Teams often assume that blocking macros solved the broader delivery problem. In reality, attackers moved to another legitimate Windows feature that many controls still treat as low risk. If the defense model does not account for user-triggered execution and outbound fetches, it will keep missing the same attack pattern in new packaging.
Why This Matters for Security Teams
File-type-based phishing defenses fail when the control logic assumes the attachment itself is the threat, rather than the execution path it enables. Attackers routinely repackage delivery into formats that look benign to mail gateways, then rely on user action, built-in Windows handlers, or staged retrieval to complete the compromise. That means the real decision point is often not the file extension, but what the endpoint does after the file is opened. Current guidance from the NIST Cybersecurity Framework 2.0 reinforces that detection and response must account for adversary techniques across the full attack path, not just perimeter filtering. NHIMG research shows the broader identity and credential exposure problem is already severe, with only 5.7% of organisations having full visibility into their service accounts in the Ultimate Guide to NHIs. In practice, many security teams encounter the weakness only after a supposedly safe file has already launched the next stage of the intrusion, rather than through intentional validation of the execution chain.
How It Works in Practice
When defenders focus only on macros, they miss the broader pattern: modern phishing often depends on user-triggered execution, remote content retrieval, and trusted system components that are not flagged as obviously malicious. A file can be harmless on arrival, then become dangerous only when the user opens it and the system fetches external payloads or invokes a built-in interpreter. That is why content-type filtering, file extension blocking, and macro suppression help only at the margins unless they are paired with endpoint controls and network visibility.
Effective defenses usually combine several layers:
- Block or detonate risky files before delivery, but also inspect what the file attempts to do after open.
- Restrict outbound connections from endpoint processes that should not fetch remote content.
- Use application control and least privilege so a user click does not translate into broad execution authority.

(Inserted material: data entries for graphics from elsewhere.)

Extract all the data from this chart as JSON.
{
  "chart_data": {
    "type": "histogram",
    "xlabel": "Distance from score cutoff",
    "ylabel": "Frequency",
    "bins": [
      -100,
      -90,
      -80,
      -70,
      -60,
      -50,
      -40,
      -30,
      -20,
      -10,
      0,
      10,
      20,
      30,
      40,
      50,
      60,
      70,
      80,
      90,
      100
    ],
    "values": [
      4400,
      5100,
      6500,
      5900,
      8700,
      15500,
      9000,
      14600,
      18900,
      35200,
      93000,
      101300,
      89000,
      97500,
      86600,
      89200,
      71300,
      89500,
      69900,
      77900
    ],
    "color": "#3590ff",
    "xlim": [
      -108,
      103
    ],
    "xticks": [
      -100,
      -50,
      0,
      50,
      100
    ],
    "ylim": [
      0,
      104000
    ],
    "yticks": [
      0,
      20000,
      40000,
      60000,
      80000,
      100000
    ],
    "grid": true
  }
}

- Monitor for suspicious child processes, script execution, and fileless follow-on activity.
This aligns with the defensive model described in NIST Cybersecurity Framework 2.0, where protection and detection are expected to work together instead of assuming one gateway control is enough. It also reflects NHIMG’s broader warning in the Ultimate Guide to NHIs that identity and execution controls fail when organisations lose visibility into the actors and credentials involved. These controls tend to break down in environments where users can launch trusted document handlers with network access and no process-level egress restrictions because the initial file still looks legitimate to traditional filters.
Common Variations and Edge Cases
Tighter file inspection often increases false positives and user friction, requiring organisations to balance prevention against business disruption. That tradeoff becomes more visible with encrypted archives, vendor-shared documents, or workflows that legitimately depend on scripts, embedded objects, or remote templates. There is no universal standard for this yet, but current guidance suggests treating “safe” file types as conditional rather than inherently trusted, especially when they can trigger execution or outbound retrieval.
Two edge cases deserve special attention. First, bypasses are common when attackers switch from macro-enabled documents to other launch vectors that still invoke native handlers or shell associations. Second, mail security tools may approve the attachment while endpoint security never sees the original user intent, which leaves a blind spot between delivery and execution. The practical answer is to evaluate risk by behaviour, not extension, and to correlate email telemetry with endpoint telemetry and network egress. That approach is consistent with the broader identity and attack-surface visibility concerns documented in Ultimate Guide to NHIs and with NIST Cybersecurity Framework 2.0 emphasis on end-to-end risk management. In practice, file-type-based controls fail most often in mixed Windows environments where trusted handlers, browser retrieval, and loose egress policy combine into a single attack path.
Standards & Framework Alignment
This section maps relevant standards and security frameworks to the operational risks and controls described in this guidance.
NIST CSF 2.0, NIST CSF 2.0 and NIST CSF 2.0 set the governance and control requirements practitioners need to meet.
| Framework | Control / Reference | Relevance |
|---|---|---|
| NIST CSF 2.0 | PR.DS-1 | File-based phishing defenses depend on protecting data and delivery paths, not just blocking extensions. |
| NIST CSF 2.0 | DE.CM-1 | Detection must cover endpoint execution and outbound activity after the file is opened. |
| NIST CSF 2.0 | PR.AC-4 | Least privilege limits the impact when a user-triggered file leads to execution. |
Treat suspicious file delivery and post-open behavior as a single risk path in your protection controls.